Deng Xiaoping propaganda
Deng Xiaoping propaganda billboard. Photo: People’s Daily.

Ever since the policy of Modernization and Opening Up under Deng Xiaoping, the Party’s survival is bound up with ensuring rapid economic development and appeasing the laobaixing, the Chinese equivalent of Joe Sixpack and soccer moms, with the trinkets of growth. The Party’s shibboleth has made it paranoid about the price of slowdown, witness the heavy-handed reaction to last summer’s crash.

Indeed, Chinese securities regulators were not asleep at the wheel during the startling buildup of credit that sent the Shanghai index surging early in the summer; they actively stepped on the accelarator. Instead of warning against systemic risk, they worried more about how bursting the bubble would risk their own upward mobility on the Party ladder.

Too big to fail

For a Party that is steeped in Marxist dogma but obsessed with economic growth it is counter-intuitive to actually make regulators do less. A more transparent but hands-off system would have let off some of the steam of last summer’s the bull market. Instead, the government stimulated the bull and the regulator loosened credit, creating a mechanical bull with an unspoken government guarantee. In general, a less micromanaged system of oversight would decrease endemic rent-seeking.

By making the entire financial system politically ‘too big to fail’, the Party is betting it can combine oversight with political involvement and still deliver its end of the tacit social contract of the Hobbesian state: stability and prosperity in return for absolute power. However, if a more pronounced economic slowdown of the kind often called a ‘hard landing’ would lead to the bursting of more systemic bubbles, the Chinese might one day be surprised to find out the Party itself was not too big to fail.

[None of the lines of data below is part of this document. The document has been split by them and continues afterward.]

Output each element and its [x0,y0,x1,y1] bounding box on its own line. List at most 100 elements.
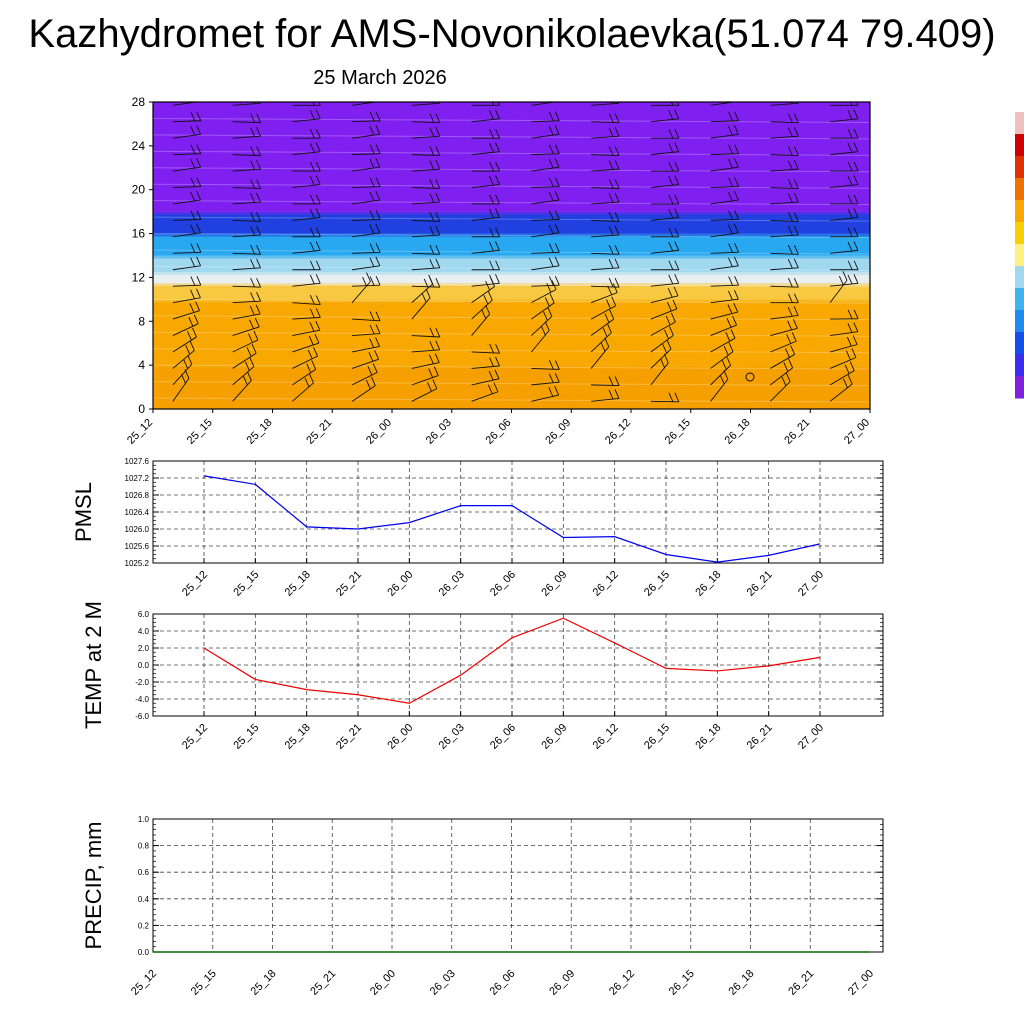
barb-flag [429,226,435,236]
x-tick-label: 26_12 [607,968,637,998]
barb-staff [650,362,669,386]
barb-staff [172,218,201,221]
barb-flag [250,127,255,137]
wind-barb [650,194,680,205]
barb-flag [664,329,669,340]
plot-frame [152,613,884,717]
wind-barb [172,327,197,353]
barb-flag [787,307,793,317]
wind-barb [471,102,501,106]
barb-staff [232,187,261,189]
barb-flag [309,194,315,205]
x-tick-label: 26_18 [723,417,753,447]
wind-barb [830,194,859,205]
barb-flag [369,338,375,348]
barb-staff [411,297,431,320]
barb-staff [710,364,731,386]
wind-barb [830,227,859,238]
barb-staff [292,282,321,287]
barb-staff [710,199,739,205]
barb-flag [728,290,733,301]
barb-flag [845,350,851,361]
barb-flag [608,277,614,288]
x-tick-label: 26_09 [539,722,569,752]
barb-flag [604,337,610,347]
barb-flag [853,274,859,284]
wind-barb [650,286,679,304]
barb-flag [375,190,381,201]
barb-staff [172,297,201,304]
barb-flag [196,210,202,220]
contour-line [153,117,870,123]
wind-barb [531,321,550,353]
barb-flag [487,290,493,301]
barb-flag [256,113,262,123]
x-tick-label: 26_12 [603,417,633,447]
barb-flag [318,102,321,106]
colorbar-swatch [1015,354,1024,377]
barb-staff [172,153,201,156]
barb-flag [250,244,256,255]
colorbar-swatch [1015,178,1024,201]
x-tick-label: 26_00 [368,968,398,998]
wind-barb [830,128,859,139]
barb-staff [650,308,678,320]
barb-flag [727,304,733,314]
colorbar-swatch [1015,266,1024,289]
barb-flag [488,370,494,381]
barb-flag [250,277,256,288]
barb-flag [196,157,202,168]
barb-flag [674,194,680,205]
barb-flag [734,276,740,286]
barb-flag [196,144,202,154]
wind-barb [411,340,441,353]
y-tick-label: 20 [132,183,146,197]
barb-flag [309,260,315,270]
barb-staff [352,232,380,238]
barb-flag [853,227,859,238]
barb-flag [493,382,499,392]
barb-flag [548,243,554,253]
barb-flag [787,226,793,236]
barb-flag [196,243,202,253]
barb-flag [723,346,729,356]
barb-flag [847,161,853,172]
barb-staff [650,249,679,254]
barb-flag [256,179,262,189]
wind-barb [591,159,620,172]
barb-staff [770,168,799,172]
barb-staff [590,318,615,336]
barb-flag [853,161,859,172]
barb-flag [548,125,554,136]
wind-barb [292,274,321,287]
barb-flag [608,211,614,222]
barb-flag [674,392,680,402]
barb-staff [591,135,620,139]
barb-staff [590,332,612,353]
barb-flag [787,193,793,203]
wind-barb [232,192,261,205]
barb-staff [710,120,739,123]
barb-flag [196,125,202,135]
barb-flag [609,309,615,320]
barb-flag [244,361,250,371]
heatmap-blend-2 [153,279,870,286]
barb-flag [548,177,554,187]
barb-flag [432,379,438,389]
y-tick-label: 4 [138,358,145,372]
barb-flag [375,125,381,135]
barb-flag [489,194,495,205]
wind-barb [471,369,500,386]
barb-flag [190,224,196,234]
x-tick-label: 26_15 [663,417,693,447]
x-tick-label: 26_09 [539,569,569,599]
wind-barb [591,258,620,271]
barb-flag [187,330,192,341]
barb-flag [548,387,554,397]
barb-flag [491,102,495,106]
wind-barb [770,332,797,353]
barb-flag [315,321,321,331]
y-tick-label: 1027.2 [125,474,150,483]
wind-barb [351,376,376,402]
barb-staff [351,371,378,386]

Alexander is a lecturer at the Arnhem Business School in the Netherlands and a fellow of the Sima Qian Foundation, advising governments and businesses about how the rise of China affects the global economy. With over ten years of work experience in China, he has written extensively about Chinese business and how free market solutions would solve many of China's problems. He has published books and articles in Dutch and English. On Press Freedom Day 2016 a Dutch collection of his essays was published by Pharos publishers and the proceeds were donated to HKFP.